Roundabout 11.1.18

Roundabout, Nov. 1, 2018

Next Meeting


Michelle Moyd will speak about World War I in observance of the 100th anniversary of the Armistice. The meeting will be in the Frangipani Room. A professor in IU’s history department, she specializes in the history of eastern Africa. She is working on a book that examines the spectrum of African experiences in World War I, especially as soldiers and workers.


This Week’s News

Fairview’s Trunk or Treat Night

Rotarians took part in Trunk or Treat Night Oct. 24 at Fairview School. Glenda Murray reported that some of the students played their violins, even in the cold weather. There was Trunk or Treat, the Fall Scholastic Book Sale was in the library, and Clifford the Big Red Dog made an appearance.


Remembering Wain Martin

A memorial service for club member Wain Martin, who died October 18, will be held at St. Mark’s United Methodist Church on Sunday, November 4. The family will receive visitors at 3 p.m., and the funeral service starts at 4 p.m. Donations of personal hygiene materials will be gladly accepted and forwarded to the Monroe County Correctional Center.

Nov. 1 program: Business Outlook Panel

The Nov. 1 meeting was the annual Business Outlook Panel co-sponsored by Rotary and the Greater Bloomington Chamber of Commerce. Four faculty members from IU’s Kelley School of Business reviewed their predictions for 2018 and offered their forecast for 2019.

Their overall forecast was positive.

Bill Witte, professor emeritus of economics, kicked off the presentations with a look at the national economy. He focused on output, the labor market and prices – as well as pointing out things that could happen that will make his outlook “not quite right.”

He said the economic output has grown just over 3 percent, which matches his prediction from a year ago when he said it would grow 2.5 percent, and another half percent if tax reform passed, which it did. He predicted 3 percent growth again in 2019.

He estimated last year that 170,000 to 175,000 jobs a month would be added to the labor market, when through the first nine months of the year 208,000 jobs per month have been added. He said 200,000 a month in 2019 is “achievable.”

Last year, he said the 4.1 unemployment rate would tick down to 4.0, but in fact it is now at 3.7 percent, the lowest since the 1960s. He said the rate can’t drop much more but predicted it could go to 3.5 percent.

On prices, he said inflation will grow to 2.5 percent from 2.0 percent, “with a threat of more.”

Overall, he said the economy has been “better than OK” and the panel sees 2019 as a sequel to 2018. However, “sequels almost never measure up to the original,” he said, noting that a lot of things could go wrong. He listed government spending, rising interest rates, slowed business investment and a trade war with China as things to worry about.

Charles Trzcinka, professor of finance, noted the volatility of the financial markets was very low in 2017 and early in 2018, “but that’s changed.” He said the ups and downs during the year gained and lost $3.5 trillion. He pointed to trade policy and uncertainty about monetary policy as causes.

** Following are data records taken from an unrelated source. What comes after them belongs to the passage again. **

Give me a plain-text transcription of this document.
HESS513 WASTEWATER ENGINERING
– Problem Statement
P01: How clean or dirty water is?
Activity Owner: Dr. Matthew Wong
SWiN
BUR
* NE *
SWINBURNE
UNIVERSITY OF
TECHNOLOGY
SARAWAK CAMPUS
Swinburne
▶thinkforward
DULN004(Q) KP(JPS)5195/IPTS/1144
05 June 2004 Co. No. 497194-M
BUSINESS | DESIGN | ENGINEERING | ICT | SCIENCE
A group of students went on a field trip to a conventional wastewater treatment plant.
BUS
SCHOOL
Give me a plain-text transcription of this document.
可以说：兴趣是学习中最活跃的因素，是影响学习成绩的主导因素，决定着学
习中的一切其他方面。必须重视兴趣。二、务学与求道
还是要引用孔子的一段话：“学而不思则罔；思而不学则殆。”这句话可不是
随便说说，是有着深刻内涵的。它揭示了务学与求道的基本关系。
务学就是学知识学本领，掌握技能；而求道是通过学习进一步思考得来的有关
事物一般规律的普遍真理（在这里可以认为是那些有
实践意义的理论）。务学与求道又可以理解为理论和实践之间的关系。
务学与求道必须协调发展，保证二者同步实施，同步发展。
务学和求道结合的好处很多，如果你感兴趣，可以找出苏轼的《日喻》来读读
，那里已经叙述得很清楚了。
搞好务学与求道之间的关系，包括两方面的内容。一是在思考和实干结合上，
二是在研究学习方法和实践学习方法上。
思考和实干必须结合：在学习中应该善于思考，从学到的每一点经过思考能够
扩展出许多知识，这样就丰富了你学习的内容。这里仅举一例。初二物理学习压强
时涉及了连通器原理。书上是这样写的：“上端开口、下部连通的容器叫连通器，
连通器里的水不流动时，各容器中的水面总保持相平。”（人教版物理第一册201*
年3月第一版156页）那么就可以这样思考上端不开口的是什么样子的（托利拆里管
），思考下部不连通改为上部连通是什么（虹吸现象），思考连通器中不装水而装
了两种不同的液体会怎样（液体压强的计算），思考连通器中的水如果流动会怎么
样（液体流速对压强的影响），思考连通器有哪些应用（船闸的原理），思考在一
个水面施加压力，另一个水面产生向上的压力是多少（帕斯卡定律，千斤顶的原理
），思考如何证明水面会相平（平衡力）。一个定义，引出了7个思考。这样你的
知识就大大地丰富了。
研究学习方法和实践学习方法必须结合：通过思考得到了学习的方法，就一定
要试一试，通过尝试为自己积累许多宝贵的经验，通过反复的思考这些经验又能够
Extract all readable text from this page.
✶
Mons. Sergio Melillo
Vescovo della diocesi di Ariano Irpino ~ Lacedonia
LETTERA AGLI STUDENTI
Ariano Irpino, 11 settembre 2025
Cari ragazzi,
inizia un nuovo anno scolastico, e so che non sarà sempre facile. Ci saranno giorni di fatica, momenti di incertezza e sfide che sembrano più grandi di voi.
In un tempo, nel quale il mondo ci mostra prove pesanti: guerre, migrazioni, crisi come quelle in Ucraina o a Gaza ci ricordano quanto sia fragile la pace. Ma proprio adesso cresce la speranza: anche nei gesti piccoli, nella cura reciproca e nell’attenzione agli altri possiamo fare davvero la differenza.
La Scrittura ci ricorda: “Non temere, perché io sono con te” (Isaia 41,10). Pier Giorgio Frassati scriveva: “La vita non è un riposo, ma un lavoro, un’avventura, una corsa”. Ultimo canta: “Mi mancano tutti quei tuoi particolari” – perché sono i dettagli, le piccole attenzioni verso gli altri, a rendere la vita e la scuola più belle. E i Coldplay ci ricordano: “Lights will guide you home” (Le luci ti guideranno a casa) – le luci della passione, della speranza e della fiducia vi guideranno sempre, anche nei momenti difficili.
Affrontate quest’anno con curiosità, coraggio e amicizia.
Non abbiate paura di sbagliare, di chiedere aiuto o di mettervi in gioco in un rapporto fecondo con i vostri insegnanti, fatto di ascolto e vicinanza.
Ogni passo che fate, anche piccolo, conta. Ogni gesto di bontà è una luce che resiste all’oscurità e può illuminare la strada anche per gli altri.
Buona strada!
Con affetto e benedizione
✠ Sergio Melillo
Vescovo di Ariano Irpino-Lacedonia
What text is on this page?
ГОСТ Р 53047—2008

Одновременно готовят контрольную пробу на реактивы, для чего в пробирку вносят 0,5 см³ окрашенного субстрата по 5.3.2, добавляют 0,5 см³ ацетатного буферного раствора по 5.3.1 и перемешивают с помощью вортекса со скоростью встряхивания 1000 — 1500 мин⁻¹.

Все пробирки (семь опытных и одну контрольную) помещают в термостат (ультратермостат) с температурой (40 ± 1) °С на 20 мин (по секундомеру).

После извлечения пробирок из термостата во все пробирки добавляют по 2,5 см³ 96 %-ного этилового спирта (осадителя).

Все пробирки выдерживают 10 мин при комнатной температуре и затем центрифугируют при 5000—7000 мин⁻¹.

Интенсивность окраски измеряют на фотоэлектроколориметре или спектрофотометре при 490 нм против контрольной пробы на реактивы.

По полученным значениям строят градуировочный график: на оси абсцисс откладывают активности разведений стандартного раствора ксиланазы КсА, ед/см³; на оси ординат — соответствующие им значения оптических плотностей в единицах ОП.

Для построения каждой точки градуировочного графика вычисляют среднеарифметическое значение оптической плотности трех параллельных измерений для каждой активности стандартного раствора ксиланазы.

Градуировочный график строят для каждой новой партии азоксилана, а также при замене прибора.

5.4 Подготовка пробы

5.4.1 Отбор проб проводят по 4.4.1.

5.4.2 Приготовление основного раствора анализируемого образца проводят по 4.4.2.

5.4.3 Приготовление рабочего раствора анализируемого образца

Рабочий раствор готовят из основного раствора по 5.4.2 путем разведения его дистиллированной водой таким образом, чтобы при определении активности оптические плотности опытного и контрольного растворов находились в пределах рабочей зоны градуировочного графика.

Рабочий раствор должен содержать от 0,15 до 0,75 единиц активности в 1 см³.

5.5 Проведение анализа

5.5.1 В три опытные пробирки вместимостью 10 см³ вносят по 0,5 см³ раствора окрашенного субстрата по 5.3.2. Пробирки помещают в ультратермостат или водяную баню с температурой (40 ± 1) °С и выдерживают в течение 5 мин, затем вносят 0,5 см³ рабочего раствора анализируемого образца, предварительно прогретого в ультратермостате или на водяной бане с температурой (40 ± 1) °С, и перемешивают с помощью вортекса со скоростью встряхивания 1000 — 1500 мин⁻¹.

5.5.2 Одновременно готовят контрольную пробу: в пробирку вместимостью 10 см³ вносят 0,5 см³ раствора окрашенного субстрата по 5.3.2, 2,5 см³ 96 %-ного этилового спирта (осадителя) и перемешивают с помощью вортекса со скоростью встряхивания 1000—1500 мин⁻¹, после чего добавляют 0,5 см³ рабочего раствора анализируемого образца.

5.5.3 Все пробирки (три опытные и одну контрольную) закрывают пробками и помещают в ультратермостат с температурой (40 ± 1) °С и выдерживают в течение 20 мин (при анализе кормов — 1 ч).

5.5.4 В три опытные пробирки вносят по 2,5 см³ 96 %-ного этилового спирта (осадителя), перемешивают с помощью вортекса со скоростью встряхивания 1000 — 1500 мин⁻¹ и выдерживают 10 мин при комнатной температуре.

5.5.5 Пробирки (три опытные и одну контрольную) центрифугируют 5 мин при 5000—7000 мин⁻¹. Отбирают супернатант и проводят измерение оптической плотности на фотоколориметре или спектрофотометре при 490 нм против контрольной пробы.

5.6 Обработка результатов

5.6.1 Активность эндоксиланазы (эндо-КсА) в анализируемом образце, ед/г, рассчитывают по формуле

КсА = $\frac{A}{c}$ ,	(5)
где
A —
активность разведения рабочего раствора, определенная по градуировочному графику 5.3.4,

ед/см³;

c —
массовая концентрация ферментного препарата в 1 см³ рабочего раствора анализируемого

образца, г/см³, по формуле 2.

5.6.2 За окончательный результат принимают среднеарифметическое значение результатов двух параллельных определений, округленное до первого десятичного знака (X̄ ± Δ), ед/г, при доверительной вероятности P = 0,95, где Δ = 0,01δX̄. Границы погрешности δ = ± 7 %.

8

Tim Slaper from the Indiana Business Research Center said overall the panel is optimistic – not “cautiously or guardedly” but out-and-out optimistic. He and the panel see Indiana in a good position, with economic output to grow at a rate of 3.2 percent. Indiana has the lowest unemployment rate among its five-state region, and the state is expected to stay at full employment during the next year.

Slaper said there are some warning signs to consider. One is a trade war with China. Another is that Indiana is last in the region in attracting venture capital. Growth in jobs is not as good as growth in output, and the opioid crisis is weighing down the labor force and productivity.

Jerry Conover, director of the Indiana Business Research Center, talked about the Bloomington economy. He said it had healthy 7 percent growth from 2007 to 2017. He noted that the government sector grew the fastest.

There was a recent boom, he said in professional, scientific, and technical services, but shrinkage in real estate, rental and construction.

The population growth of the metropolitan area, which includes Monroe and Owen counties, was twice the state average. The metro area population is about 168,000, he said. He said the 3.2 percent unemployment rate is “a very respectable figure” but that per capita personal income is about $12,000 below the national average of $49,000.

He said he sees continued growth and several hundred new jobs in the next year.


Our November 1 meeting

President Loren Snyder led the Pledge and reflection, in which he acknowledged that many different types of people had come together as one for the meeting. He asked for a moment of silence for those who lost their lives in the attack on the synagogue in Pittsburgh.

Erin Predmore, president and CEO of the Greater Bloomington Chamber of Commerce, the co-sponsor of the Business Outlook Panel, encouraged people to vote in next Tuesday’s election.

Because of the nature of the annual Business Outlook luncheon, no birthdays or anniversaries were announced and no guests were introduced.

Loren concluded the meeting by asking people to consider their blessings while thinking of the many children in the world who die each day because they lack access to safe drinking water. He invited people to join the Bloomington Rotary Club and Rotarians worldwide in addressing this important issue.